O Município de Cascais incluiu mais 30 ruas no projeto de recolha de resíduos orgânicos, tornando-se assim no primeiro concelho do país a implementar esta recolha em todo o seu território. a autarquia antecipa, desta forma, a obrigatoriedade da recolha dos resíduos orgânicos que irá entrar em vigor, a partir de 31 de dezembro de 2023, em todo o território nacional.

Com a expansão de território que começou em outubro passado, os munícipes de Cascais recebem em casa um contentor de 7 litros, um rolo de sacos verdes e informação sobre o que são os biorresíduos.

Os restos de comida, as sobras da preparação das refeições e os alimentos degradados passam a ser colocados neste saco verde. Depois, basta fechar o saco e colocá-lo no mesmo contentor onde se coloca o lixo comum. Recolhidos pelos habituais camiões da Cascais Ambiente, os sacos são levados para a Tratolixo onde, através de um separador ótico, os biorresíduos são separados e reaproveitados para a produção de energia.

A expansão da recolha de biorresíduos em sacos óticos insere-se numa estratégia de gestão dos resíduos urbanos em Cascais pensada para alcançar a meta de preparação para reutilização e reciclagem de 60% em 2030.

Sem contentores especiais, nem camiões dedicados para esta recolha, a emissão de gases de efeito estufa não crescem, não aumenta a contentorização na rua, nem as necessidades de lavagem, o que representa uma poupança de água, acrescenta a entidade.

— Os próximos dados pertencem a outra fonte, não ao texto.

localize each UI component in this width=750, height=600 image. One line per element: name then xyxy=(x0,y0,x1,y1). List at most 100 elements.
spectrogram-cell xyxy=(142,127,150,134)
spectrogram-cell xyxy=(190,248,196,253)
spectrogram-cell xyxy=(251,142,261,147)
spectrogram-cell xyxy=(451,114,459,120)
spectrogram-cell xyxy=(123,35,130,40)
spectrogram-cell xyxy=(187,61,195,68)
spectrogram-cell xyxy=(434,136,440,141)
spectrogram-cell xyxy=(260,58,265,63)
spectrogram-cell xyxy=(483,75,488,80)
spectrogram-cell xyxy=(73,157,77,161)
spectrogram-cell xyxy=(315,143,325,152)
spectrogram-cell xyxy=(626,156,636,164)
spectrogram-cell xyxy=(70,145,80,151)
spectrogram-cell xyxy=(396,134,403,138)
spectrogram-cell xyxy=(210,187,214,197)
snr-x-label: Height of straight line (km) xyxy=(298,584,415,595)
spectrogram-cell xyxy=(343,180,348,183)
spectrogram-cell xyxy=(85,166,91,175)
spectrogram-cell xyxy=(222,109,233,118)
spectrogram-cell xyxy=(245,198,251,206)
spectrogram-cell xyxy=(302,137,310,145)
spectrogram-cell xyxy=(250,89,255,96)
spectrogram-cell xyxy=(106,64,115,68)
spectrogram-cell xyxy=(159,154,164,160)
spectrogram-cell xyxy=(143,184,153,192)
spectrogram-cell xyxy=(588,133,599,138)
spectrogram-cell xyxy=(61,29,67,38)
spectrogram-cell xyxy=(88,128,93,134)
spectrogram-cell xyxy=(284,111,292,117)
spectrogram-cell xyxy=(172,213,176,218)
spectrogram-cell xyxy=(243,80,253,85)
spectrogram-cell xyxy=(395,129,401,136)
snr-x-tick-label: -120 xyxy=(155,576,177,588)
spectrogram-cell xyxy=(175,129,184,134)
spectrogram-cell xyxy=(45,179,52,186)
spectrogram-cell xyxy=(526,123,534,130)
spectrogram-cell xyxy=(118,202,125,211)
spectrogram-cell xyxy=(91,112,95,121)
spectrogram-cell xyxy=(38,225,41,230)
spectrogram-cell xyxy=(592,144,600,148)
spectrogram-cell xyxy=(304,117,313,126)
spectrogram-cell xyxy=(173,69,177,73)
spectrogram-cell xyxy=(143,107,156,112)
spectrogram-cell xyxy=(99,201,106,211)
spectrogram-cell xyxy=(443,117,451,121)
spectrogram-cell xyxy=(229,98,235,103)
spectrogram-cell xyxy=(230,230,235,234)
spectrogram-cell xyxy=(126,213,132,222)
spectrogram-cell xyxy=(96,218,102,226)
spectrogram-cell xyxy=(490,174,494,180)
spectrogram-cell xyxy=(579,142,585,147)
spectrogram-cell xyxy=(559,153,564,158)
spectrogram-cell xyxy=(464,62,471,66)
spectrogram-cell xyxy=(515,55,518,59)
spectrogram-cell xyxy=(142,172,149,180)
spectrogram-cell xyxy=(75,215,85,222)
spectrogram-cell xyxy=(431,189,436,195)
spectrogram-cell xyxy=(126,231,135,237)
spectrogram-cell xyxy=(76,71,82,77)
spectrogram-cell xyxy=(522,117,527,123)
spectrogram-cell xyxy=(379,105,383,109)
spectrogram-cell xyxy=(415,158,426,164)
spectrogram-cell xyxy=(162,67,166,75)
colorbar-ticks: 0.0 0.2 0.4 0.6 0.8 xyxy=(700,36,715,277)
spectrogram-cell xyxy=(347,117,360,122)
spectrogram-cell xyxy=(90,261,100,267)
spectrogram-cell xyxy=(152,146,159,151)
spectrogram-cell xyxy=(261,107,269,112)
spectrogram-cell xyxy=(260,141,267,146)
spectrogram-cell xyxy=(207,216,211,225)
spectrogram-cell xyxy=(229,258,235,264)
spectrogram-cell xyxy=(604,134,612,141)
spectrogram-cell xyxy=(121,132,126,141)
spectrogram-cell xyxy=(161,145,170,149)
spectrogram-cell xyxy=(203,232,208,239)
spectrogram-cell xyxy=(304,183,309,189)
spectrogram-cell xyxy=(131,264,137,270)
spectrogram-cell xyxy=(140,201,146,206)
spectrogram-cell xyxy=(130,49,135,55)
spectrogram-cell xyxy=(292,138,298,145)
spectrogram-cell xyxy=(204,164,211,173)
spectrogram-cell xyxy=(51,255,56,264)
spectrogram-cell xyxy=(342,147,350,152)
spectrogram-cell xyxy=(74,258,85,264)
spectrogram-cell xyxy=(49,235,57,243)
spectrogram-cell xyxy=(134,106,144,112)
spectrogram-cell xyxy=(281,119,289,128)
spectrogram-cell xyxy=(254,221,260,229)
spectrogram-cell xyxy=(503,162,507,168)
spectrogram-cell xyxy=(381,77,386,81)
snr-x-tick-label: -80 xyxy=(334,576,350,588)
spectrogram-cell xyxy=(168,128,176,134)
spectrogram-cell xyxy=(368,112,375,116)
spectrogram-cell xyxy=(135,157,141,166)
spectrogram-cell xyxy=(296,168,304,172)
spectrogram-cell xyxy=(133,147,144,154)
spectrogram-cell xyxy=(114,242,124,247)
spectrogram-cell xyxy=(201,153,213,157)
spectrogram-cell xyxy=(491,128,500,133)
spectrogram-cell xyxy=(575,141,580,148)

O comportamento dos munícipes também muda com a adoção do novo sistema de recolha de biorresíduos: nas zonas já abrangidas pelo projeto verificou-se um aumento da taxa de reciclagem (incluindo papel, plástico, vidro e biorresíduos), que passou de 12 para 40%, o que demonstra, segundo a Cascais Ambiente, que “a separação de biorresíduos ajuda os munícipes a construir uma maior consciência sobre os resíduos que produzem e a adotar comportamentos mais amigos do ambiente”.